WASHINGTON (AP) — Supreme Court nominee Ketanji Brown Jackson returned to the Senate for a third day of hearings Wednesday as Republicans try to paint her as soft on crime and Democrats herald the historic nature of her nomination to become the first Black woman on the high court.
“America is ready for the Supreme Court glass ceiling to shatter,” Sen. Dick Durbin, the Judiciary Committee chairman, said as Jackson’s second and last day answering senators questions began.
In Tuesday’s marathon hearing, Republicans aggressively questioned her on the sentences she has handed down to sex offenders in her nine years as a federal judge, her advocacy on behalf of terror suspects at Guantanamo Bay, her thoughts on critical race theory and even her religious views. At one point, Republican Sen. Ted Cruz of Texas read from children’s books that he said are taught at her teenage daughter’s school.
Several GOP senators grilled Jackson on her child pornography sentences, arguing they were lighter than federal guidelines recommend. She said she based the sentences on many factors, not just the guidelines, and said some of the cases had given her nightmares.
Could her rulings have endangered children? “As a mother and a judge,” she said, “nothing could be further from the truth.”
In what Durbin described as “a trial by ordeal,” Jackson spent her first day of hearings answering GOP concerns and highlighting her empathetic style on the bench. The committee’s Republicans, several of whom have their eyes on the presidency, tried to brand her — and Democrats in general — as soft on crime, an emerging theme in GOP midterm election campaigns.
Jackson told the committee that her brother and two uncles served as police officers, and that “crime and the effect on the community, and the need for law enforcement — those are not abstract concepts or political slogans to me.”
Wednesday’s hearing is the second day of questioning, and the third day of hearings, after Jackson and the 22 members of the panel gave opening statements on Monday. On Thursday, the committee will hear from legal experts before an eventual vote to move her nomination to the Senate floor.
President Joe Biden chose Jackson in February, fulfilling a campaign pledge to nominate a Black woman to the Supreme Court for the first time in American history. She would take the seat of Justice Stephen Breyer, who announced in January that he would retire after 28 years on the court. Jackson would be the third Black justice, after Thurgood Marshall and Clarence Thomas, and the sixth woman.
Barring unexpected developments, Democrats who control the Senate by the slimmest of margins hope to wrap up Jackson’s confirmation before Easter, though Breyer is not leaving until the current session ends this summer.
Jackson said the potential to be the first Black woman on the court is “extremely meaningful” and that she had received many letters from young girls. Her nomination also “supports public confidence in the judiciary,” Jackson said.

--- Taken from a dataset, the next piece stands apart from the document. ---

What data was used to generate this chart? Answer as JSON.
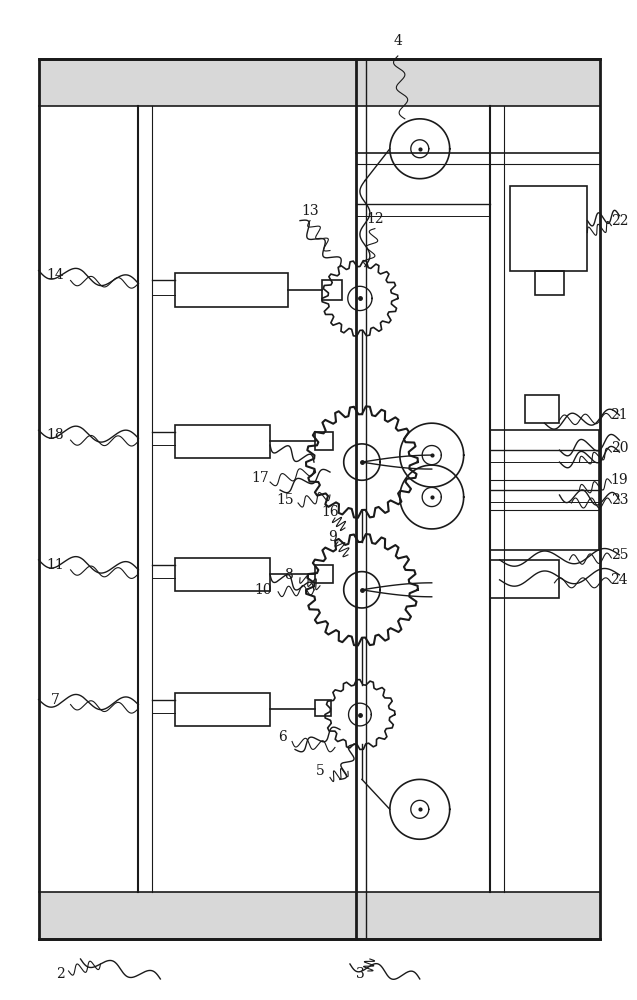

Democrats have been full of praise for Biden’s Supreme Court nominee, noting that she would not only be the first Black woman but also the first public defender on the court, and the first with experience representing indigent criminal defendants since Marshall.
Republicans praised that experience, too, but also questioned it, focusing in particular on work she did roughly 15 years ago representing detainees at the U.S. facility in Guantanamo Bay, Cuba. Jackson said public defenders don’t pick their clients and are “standing up for the constitutional value of representation.” She said she continued to represent one client in private practice because her firm happened to be assigned his case.